Understanding Deflation Process in Over-parametrized Tensor Decomposition

Algorithms Seminar
Speaker Name
Xiang Wang
Date and Time
The talk will be virtual on Zoom.
The Zoom link will be emailed to CS faculty/grad students, or contact Tatiana Phillips (tatiana.phillips at duke.edu) to request it.

In this paper we study the training dynamics for gradient flow on over-parametrized tensor decomposition problems. Empirically, such training process often first fits larger components and then discovers smaller components, which is similar to a tensor deflation process that is commonly used in tensor decomposition algorithms. We prove that for orthogonally decomposable tensor, a slightly modified version of gradient flow would follow a tensor deflation process and recover all the tensor components.
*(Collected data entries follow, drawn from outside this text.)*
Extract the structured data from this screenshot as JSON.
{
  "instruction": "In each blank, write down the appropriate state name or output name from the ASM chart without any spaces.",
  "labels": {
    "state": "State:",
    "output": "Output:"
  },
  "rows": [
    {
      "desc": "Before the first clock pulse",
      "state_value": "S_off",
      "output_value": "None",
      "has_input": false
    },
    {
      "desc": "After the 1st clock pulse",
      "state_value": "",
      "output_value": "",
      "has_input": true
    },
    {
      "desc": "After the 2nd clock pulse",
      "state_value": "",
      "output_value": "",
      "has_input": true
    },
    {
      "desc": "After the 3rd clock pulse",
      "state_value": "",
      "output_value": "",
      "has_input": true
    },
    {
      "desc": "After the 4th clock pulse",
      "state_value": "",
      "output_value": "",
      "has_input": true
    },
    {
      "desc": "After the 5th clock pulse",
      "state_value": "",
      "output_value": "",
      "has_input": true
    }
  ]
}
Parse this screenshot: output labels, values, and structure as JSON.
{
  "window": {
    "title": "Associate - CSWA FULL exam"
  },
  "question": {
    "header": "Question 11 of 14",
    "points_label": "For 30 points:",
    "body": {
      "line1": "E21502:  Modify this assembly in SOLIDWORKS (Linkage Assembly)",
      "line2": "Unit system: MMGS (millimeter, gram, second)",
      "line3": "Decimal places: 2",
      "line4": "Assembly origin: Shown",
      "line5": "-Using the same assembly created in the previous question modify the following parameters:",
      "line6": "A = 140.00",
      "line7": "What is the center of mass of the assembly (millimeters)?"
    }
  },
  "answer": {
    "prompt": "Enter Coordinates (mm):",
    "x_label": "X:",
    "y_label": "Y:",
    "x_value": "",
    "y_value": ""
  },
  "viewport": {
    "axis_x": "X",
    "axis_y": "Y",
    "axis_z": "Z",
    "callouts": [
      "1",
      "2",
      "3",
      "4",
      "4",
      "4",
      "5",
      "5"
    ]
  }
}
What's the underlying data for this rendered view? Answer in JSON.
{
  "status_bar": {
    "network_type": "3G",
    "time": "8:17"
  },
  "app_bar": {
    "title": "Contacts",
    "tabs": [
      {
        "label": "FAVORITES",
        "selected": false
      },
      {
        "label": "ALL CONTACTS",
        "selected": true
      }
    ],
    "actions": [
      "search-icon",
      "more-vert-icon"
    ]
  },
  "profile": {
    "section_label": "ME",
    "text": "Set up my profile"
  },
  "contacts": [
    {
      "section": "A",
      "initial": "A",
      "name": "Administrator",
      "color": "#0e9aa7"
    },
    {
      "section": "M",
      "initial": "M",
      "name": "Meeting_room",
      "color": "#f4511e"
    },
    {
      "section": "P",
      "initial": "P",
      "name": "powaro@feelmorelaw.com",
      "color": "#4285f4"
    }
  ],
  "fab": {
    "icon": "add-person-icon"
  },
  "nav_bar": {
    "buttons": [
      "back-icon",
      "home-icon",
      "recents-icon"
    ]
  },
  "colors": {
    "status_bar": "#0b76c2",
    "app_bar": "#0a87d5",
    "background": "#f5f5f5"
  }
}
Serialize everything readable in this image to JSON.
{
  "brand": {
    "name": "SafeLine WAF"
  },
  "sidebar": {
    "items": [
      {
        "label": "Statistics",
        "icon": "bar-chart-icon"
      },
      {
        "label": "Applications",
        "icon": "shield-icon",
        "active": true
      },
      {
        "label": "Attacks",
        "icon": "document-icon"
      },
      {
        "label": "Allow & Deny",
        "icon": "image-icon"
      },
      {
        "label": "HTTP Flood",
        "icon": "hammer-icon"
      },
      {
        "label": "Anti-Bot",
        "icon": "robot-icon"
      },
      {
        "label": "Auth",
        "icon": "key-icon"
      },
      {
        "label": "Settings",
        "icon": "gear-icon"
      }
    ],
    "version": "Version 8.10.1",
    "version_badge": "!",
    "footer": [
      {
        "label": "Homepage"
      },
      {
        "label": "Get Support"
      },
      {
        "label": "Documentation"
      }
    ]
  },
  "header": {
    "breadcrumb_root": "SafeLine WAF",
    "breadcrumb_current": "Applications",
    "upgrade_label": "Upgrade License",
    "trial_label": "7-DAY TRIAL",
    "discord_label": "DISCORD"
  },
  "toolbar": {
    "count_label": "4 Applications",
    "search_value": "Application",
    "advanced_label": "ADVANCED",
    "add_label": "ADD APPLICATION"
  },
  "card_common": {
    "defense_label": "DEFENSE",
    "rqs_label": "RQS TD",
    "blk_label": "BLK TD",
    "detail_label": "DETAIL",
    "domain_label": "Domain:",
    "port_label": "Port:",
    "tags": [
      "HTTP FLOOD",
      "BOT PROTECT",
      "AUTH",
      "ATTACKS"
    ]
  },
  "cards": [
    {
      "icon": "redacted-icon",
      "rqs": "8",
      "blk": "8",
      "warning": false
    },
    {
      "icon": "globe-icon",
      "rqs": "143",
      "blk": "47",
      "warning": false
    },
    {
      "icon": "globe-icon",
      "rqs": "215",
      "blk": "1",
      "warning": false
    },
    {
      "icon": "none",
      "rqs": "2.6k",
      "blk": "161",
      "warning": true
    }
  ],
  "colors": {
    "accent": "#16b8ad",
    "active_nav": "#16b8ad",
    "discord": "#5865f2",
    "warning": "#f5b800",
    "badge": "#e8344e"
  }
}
Our proof suggests that for orthogonal tensors, gradient flow dynamics works similarly as greedy low-rank learning in the matrix setting, which is a first step towards understanding the implicit regularization effect of over-parametrized models for low-rank tensors.

Short Biography

Xiang Wang is a fifth year Ph.D. student at Duke University, in the Computer Science Department. His advisor is Prof. Rong Ge, and he is broadly interested in deep learning theory. He completed his undergraduate study at Shanghai Jiao Tong University (SJTU).